联想了一下最近刘贯德想要做的事情,我的心里面渐渐浮出了一个猜想。
“白堇,在你进病房之后,你和刘贯德有没有谈些什么东西。”
刘贯德当时大致已经知道了他的反叛计划将要败露,出于对透露消息的间谍的肃清,可能对身边的人下手。
她微微地歪了下脑袋,想了想。
“他当时确实问了我一些意义不明的话。我记不得了,只是记得当时我摇了摇头。”
我皱着眉头,心里想着,白堇这里可能是真的没有多余的信息了。她本身作为一个非阴郁者,和刘贯德的组织也没有太大的关系。
注意到一脸担忧的看着白堇的米路,我忽然想起了白堇曾经给我提到过的一个细节。
“白堇,你和白龙成是兄妹,对吧。”我看似随意地问了一下。
“对,他比我和米路先来到锦天市几个月。因为爸爸的债务,我哥给我说这里的工资待遇比较好,让我过来和他一起工作。”
我望了眼米路,向他递了一个寻求确认的眼神。米路则是点了下头,表示默认。
“那么,你知道你哥身上发生了什么异常情况吗。”
我注意到,在提到这个问题的时候,米路的脸突然变得苍白。
“哎,什么异常情况,我不知道哎。我哥没有给我说过。他只是叮嘱我,米路的情况不要去医院。”
看着白堇很单纯的脸,我的心里蒙上了一丝阴影。之前我猜想刘贯德可能是一位阴郁者,现在这个猜想似乎要成真了。
我盯着米路,后者则是十分不安稳地到处乱看。她的神情越慌乱,就表示我心里的想法越真实。

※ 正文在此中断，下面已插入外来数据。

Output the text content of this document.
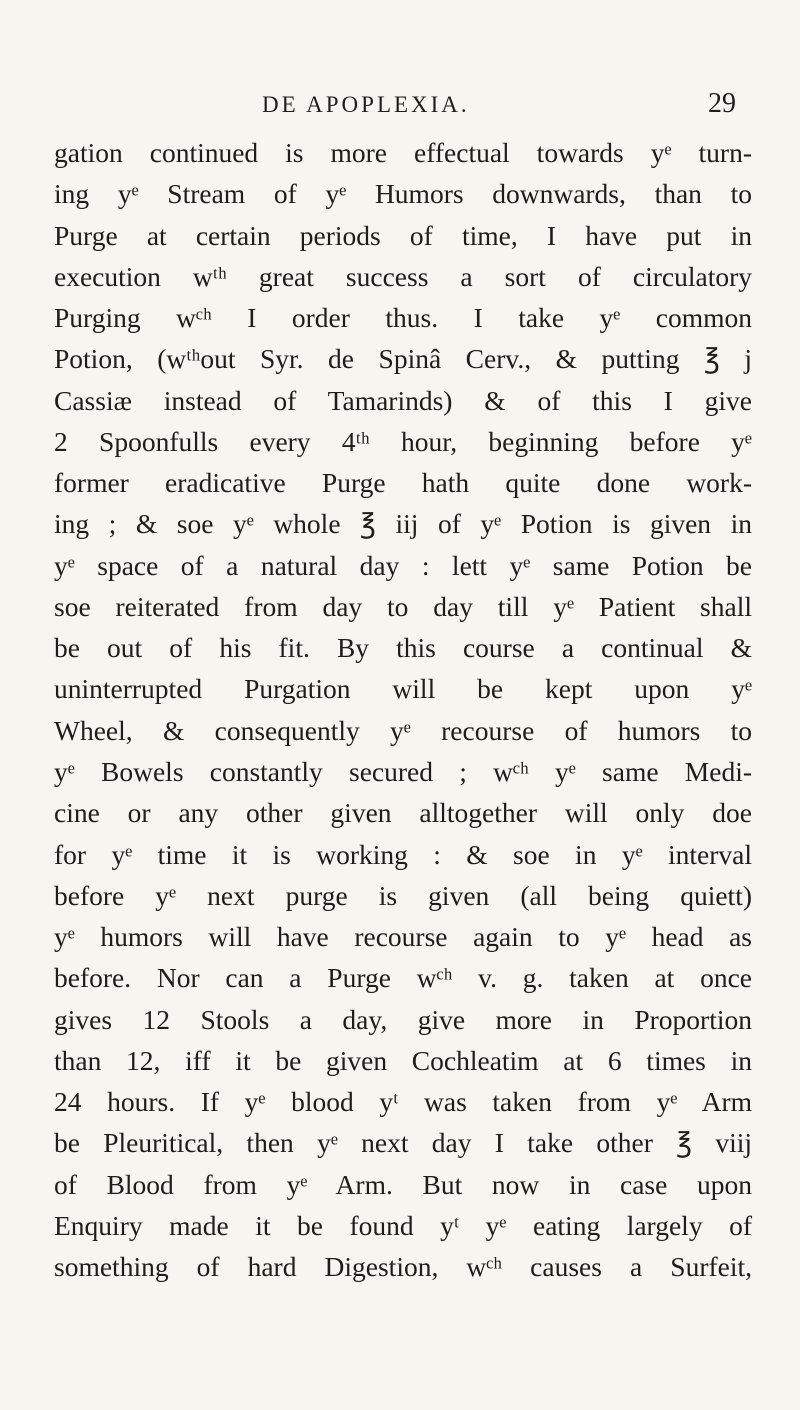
DE APOPLEXIA.	29
gation continued is more effectual towards yᵉ turn-
ing yᵉ Stream of yᵉ Humors downwards, than to
Purge at certain periods of time, I have put in
execution wᵗʰ great success a sort of circulatory
Purging wᶜʰ I order thus. I take yᵉ common
Potion, (wᵗʰout Syr. de Spinâ Cerv., & putting ℥ j
Cassiæ instead of Tamarinds) & of this I give
2 Spoonfulls every 4ᵗʰ hour, beginning before yᵉ
former eradicative Purge hath quite done work-
ing ; & soe yᵉ whole ℥ iij of yᵉ Potion is given in
yᵉ space of a natural day : lett yᵉ same Potion be
soe reiterated from day to day till yᵉ Patient shall
be out of his fit. By this course a continual &
uninterrupted Purgation will be kept upon yᵉ
Wheel, & consequently yᵉ recourse of humors to
yᵉ Bowels constantly secured ; wᶜʰ yᵉ same Medi-
cine or any other given alltogether will only doe
for yᵉ time it is working : & soe in yᵉ interval
before yᵉ next purge is given (all being quiett)
yᵉ humors will have recourse again to yᵉ head as
before. Nor can a Purge wᶜʰ v. g. taken at once
gives 12 Stools a day, give more in Proportion
than 12, iff it be given Cochleatim at 6 times in
24 hours. If yᵉ blood yᵗ was taken from yᵉ Arm
be Pleuritical, then yᵉ next day I take other ℥ viij
of Blood from yᵉ Arm. But now in case upon
Enquiry made it be found yᵗ yᵉ eating largely of
something of hard Digestion, wᶜʰ causes a Surfeit,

“谢谢你了白堇,你先安心养伤吧。我和米路出去说一些事情。”我给米路使了个眼色,微笑地给白静说到,随后自己站起来,率先打开门出去了。
两个人在病房里面不知道交流着什么,可能过去了几分钟之后,米路才关上门出来。
我倚靠着对面的墙壁,看着她轻手轻脚地把门关上,略微地叹了一口气,示意她在旁边的那张长椅上坐下。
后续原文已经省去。